Brüssel. „Ich kenne kein EU-Land, wo TTIP so stark diskutiert wird wie in Österreich.“ Frans Timmermans ist sich sicher: Die hierzulande leidenschaftlich geführte Debatte über das EU-USA-Freihandelsabkommen ist ein Vorbild für ganz Europa. Wenn es möglich sei, die österreichische Bevölkerung von den Vorzügen des Abkommens zu überzeugen, „dann können wir ganz Europa überzeugen“, sagte der Vizepräsident der EU-Kommission vor Journalisten in Brüssel.

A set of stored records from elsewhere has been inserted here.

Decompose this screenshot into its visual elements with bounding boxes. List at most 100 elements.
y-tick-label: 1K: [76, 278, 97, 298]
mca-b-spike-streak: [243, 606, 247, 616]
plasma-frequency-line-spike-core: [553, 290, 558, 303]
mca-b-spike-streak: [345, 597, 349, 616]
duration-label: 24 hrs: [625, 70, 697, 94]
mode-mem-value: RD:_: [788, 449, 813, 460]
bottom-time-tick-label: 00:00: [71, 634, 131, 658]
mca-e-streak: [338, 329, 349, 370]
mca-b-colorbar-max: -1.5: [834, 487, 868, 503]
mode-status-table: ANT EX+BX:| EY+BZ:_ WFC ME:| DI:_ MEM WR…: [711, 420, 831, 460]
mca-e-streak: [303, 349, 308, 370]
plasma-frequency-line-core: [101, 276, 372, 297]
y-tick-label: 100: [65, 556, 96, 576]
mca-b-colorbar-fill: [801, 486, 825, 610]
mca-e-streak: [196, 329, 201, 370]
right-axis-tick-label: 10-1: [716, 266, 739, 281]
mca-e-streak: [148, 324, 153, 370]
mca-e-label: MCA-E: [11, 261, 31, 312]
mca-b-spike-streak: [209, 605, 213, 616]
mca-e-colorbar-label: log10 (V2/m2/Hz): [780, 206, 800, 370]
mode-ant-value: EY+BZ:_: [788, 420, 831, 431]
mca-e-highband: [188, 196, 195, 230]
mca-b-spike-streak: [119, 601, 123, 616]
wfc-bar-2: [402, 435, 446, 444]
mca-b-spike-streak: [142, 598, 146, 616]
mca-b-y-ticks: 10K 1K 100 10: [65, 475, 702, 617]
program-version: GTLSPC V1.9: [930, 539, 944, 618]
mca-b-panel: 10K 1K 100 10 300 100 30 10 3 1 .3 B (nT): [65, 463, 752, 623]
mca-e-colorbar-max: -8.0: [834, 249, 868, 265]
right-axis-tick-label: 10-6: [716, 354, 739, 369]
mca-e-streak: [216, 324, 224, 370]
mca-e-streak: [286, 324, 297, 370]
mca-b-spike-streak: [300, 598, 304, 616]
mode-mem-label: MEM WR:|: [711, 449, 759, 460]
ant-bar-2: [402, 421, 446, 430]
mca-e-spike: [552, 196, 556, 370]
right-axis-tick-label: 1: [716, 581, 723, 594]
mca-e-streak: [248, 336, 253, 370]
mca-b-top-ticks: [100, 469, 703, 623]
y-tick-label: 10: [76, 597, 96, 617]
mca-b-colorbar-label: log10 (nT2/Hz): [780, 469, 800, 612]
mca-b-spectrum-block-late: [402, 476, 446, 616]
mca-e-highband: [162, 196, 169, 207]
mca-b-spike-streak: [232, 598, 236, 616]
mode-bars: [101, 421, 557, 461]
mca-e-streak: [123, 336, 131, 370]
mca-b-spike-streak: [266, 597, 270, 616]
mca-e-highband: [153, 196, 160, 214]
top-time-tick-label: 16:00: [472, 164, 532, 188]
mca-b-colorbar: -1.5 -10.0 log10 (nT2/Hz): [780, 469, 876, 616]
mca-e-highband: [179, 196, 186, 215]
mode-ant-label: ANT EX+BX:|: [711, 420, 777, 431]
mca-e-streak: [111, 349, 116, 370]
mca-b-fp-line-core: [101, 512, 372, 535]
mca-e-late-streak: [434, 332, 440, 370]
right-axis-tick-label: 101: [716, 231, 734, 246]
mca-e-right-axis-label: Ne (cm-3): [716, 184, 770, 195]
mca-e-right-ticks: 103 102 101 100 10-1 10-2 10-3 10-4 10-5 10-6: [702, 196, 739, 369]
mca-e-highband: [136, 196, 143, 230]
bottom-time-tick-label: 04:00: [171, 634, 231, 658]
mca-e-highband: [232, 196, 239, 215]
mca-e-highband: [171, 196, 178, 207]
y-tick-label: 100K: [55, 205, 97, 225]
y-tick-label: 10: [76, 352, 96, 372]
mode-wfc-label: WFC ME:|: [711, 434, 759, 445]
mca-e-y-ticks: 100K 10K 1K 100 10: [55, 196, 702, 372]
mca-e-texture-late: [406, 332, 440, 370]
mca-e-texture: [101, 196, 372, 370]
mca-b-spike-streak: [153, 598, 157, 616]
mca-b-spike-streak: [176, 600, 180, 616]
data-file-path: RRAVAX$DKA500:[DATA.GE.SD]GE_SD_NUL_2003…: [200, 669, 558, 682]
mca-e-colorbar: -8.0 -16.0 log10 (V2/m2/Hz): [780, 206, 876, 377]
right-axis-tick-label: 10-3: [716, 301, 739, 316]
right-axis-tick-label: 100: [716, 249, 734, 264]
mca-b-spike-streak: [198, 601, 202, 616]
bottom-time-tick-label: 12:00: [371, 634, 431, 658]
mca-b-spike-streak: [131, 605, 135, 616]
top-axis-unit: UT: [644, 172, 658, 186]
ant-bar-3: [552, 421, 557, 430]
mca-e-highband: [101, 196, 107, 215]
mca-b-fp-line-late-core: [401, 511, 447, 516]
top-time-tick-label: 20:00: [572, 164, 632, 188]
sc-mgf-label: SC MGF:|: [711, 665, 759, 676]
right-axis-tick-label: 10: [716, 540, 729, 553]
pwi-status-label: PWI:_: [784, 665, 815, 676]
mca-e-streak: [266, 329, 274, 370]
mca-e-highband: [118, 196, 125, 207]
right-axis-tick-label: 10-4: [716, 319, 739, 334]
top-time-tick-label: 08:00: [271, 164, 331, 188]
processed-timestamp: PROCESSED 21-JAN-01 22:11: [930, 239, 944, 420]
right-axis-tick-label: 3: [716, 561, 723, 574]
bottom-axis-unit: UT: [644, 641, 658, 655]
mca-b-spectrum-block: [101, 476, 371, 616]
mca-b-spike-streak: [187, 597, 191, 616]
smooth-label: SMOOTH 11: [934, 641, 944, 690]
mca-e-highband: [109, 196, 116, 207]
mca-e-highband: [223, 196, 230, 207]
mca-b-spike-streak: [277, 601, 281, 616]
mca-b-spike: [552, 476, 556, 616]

Das größte Risiko bei TTIP sei, dass „nur über Mythen und Ängste geredet“ werde. Ein Problem sei auch, dass die Amerikaner glaubten, „was gut für sie ist, ist gut für die Welt“. Dass die Europäer jedoch nicht alle Werte teilen und auf Augenhöhe verhandeln wollen, sei für die US-Seite nicht immer leicht zu verstehen. Den Investorenschutz hält Timmermans für verbesserungswürdig: „Da liegt noch viel Arbeit vor uns.“ Die wichtigste Frage sei, ob die umstrittenen Klauseln so gestaltet würden, dass die Rechte der Bürger geschützt bleiben. „Man kann mich da überzeugen“, so der Sozialdemokrat. Seine Parteifreunde im EU-Parlament sehen das anders. Die S&D-Fraktion wird „höchstwahrscheinlich“ gegen das Abkommen votieren, sollten die Investorenschutzklauseln enthalten sein, meint SPÖ-Delegationsleiter Jörg Leichtfried – weil die „demokratisch legitimierten“ Rechtsstaatssysteme von EU und USA ad absurdum geführt würden. Es gebe aber auch innerhalb der Fraktion Diskussionen: Vor allem Italiener und Spanier sehen die Klauseln nicht ganz so kritisch. Das Stimmverhalten der S&D-Fraktion werde jedenfalls entscheidend sein, so Leichtfried; zeichnet sich bei EVP und Liberalen eine Zustimmung, bei Grünen und EU-Kritikern eine Ablehnung des Abkommens ab.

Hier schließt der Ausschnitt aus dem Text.